Ora, o processo de atribuição de sentido ao texto da lei não está desvinculado do sistema estabelecido pelo Direito, dos princípios, regras e valores definidos por ele próprio, sob pena de invalidade. Não se pode dizer (nem decidir) o que bem entender, para que cada juiz ou intérprete dê o sentido de sua própria subjetividade à norma jurídica.

É por isso que desimporta o sistema de crenças do intérprete, pois é o próprio Direito que determina o seu conteúdo e o seu método. Não sou muito adepto a simplificações demasiadas, mas preciso me fazer entender: não é o Juiz que define isso, quem diz quais são as regras e princípios que valem e quais são os critérios de sua aplicação é o Direito.

Também é por essa explícita razão que, para ser juridicamente válida, uma interpretação não pode atribuir o sentido que bem entender ao texto.

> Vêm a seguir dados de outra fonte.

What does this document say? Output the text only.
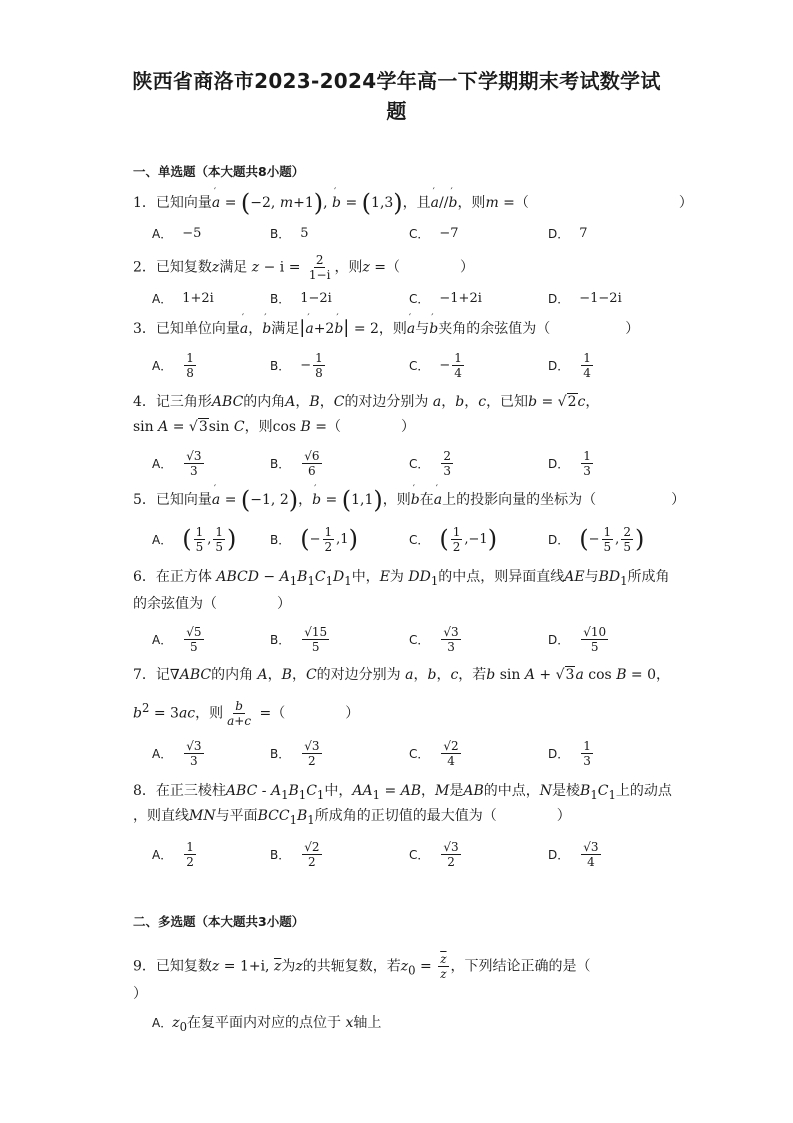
陕西省商洛市2023-2024学年高一下学期期末考试数学试
题
一、单选题（本大题共8小题）
1．已知向量′ a = (−2, m+1), ′ b = (1,3)，且′ a//′ b，则m =（	）
A． −5	B． 5	C． −7	D． 7
2．已知复数z满足 $z - i = \frac{2}{1-i}$ ，则z =（	）
A． 1+2i	B． 1−2i	C． −1+2i	D． −1−2i
3．已知单位向量′ a，′ b满足|′ a+2′ b| = 2，则′ a与′ b夹角的余弦值为（	）
A． $\frac{1}{8}$	B． − $\frac{1}{8}$	C． − $\frac{1}{4}$	D． $\frac{1}{4}$
4．记三角形ABC的内角A，B，C的对边分别为 a，b，c，已知b = √2c，
sin A = √3sin C，则cos B =（	）
A． $\frac{√3}{3}$	B． $\frac{√6}{6}$	C． $\frac{2}{3}$	D． $\frac{1}{3}$
5．已知向量′ a = (−1, 2)，′ b = (1,1)，则′ b在′ a上的投影向量的坐标为（	）
A． ( $\frac{1}{5}$ , $\frac{1}{5}$ )	B． ( − $\frac{1}{2} ,1$ )	C． ( $\frac{1}{2} ,-1$ )	D． ( − $\frac{1}{5}$ , $\frac{2}{5}$ )
6．在正方体 ABCD − $A_1B_1C_1D_1$中，E为 $DD_1$的中点，则异面直线AE与$BD_1$所成角
的余弦值为（	）
A． $\frac{√5}{5}$	B． $\frac{√15}{5}$	C． $\frac{√3}{3}$	D． $\frac{√10}{5}$
7．记∇ABC的内角 A，B，C的对边分别为 a，b，c，若b sin A + √3a cos B = 0，
$b^2 = 3ac$，则 $\frac{b}{a+c}$ =（	）
A． $\frac{√3}{3}$	B． $\frac{√3}{2}$	C． $\frac{√2}{4}$	D． $\frac{1}{3}$
8．在正三棱柱ABC - $A_1B_1C_1$中，$AA_1$ = AB，M是AB的中点，N是棱$B_1C_1$上的动点
，则直线MN与平面$BCC_1B_1$所成角的正切值的最大值为（	）
A． $\frac{1}{2}$	B． $\frac{√2}{2}$	C． $\frac{√3}{2}$	D． $\frac{√3}{4}$
二、多选题（本大题共3小题）
9．已知复数z = 1+i, $\overline{z}$为z的共轭复数，若$z_0 = \frac{\overline{z}}{z}$ ，下列结论正确的是（
）
A．$z_0$在复平面内对应的点位于 x轴上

Este itinerário não está alforriado do jugo do Direito para ser preenchido com os sentimentos, com as preferências ideológicas ou inclinações quaisquer do aplicador, por melhores que possam parecer as percepções que o intérprete tem de si mesmo e de seus supostos valores sublimes. Eis a razão prática do porquê as inferências e os argumentos "a meu sentir" não são fundamentos válidos no Direito.

Viver em Estado de Direito, em sua significação mais elementar, quer dizer isso: é o método do Direito que define quais são as normas jurídicas e, igualmente, é o Direito que diz como estas devem ser aplicadas. O mais, é arbítrio.

Para arrematar, digo que todas as questões relativas ao que o intérprete e aplicador acredita podem ser buscadas em algum dogma religioso, assim como todos os temas atinentes à sua visão de mundo e, substancialmente, sua percepção de si mesmo e seus sentimentos, podem e devem ser tratados em psicoterapia ou em análise, com um bom psicanalista. Mas no Direito e no processo, jamais.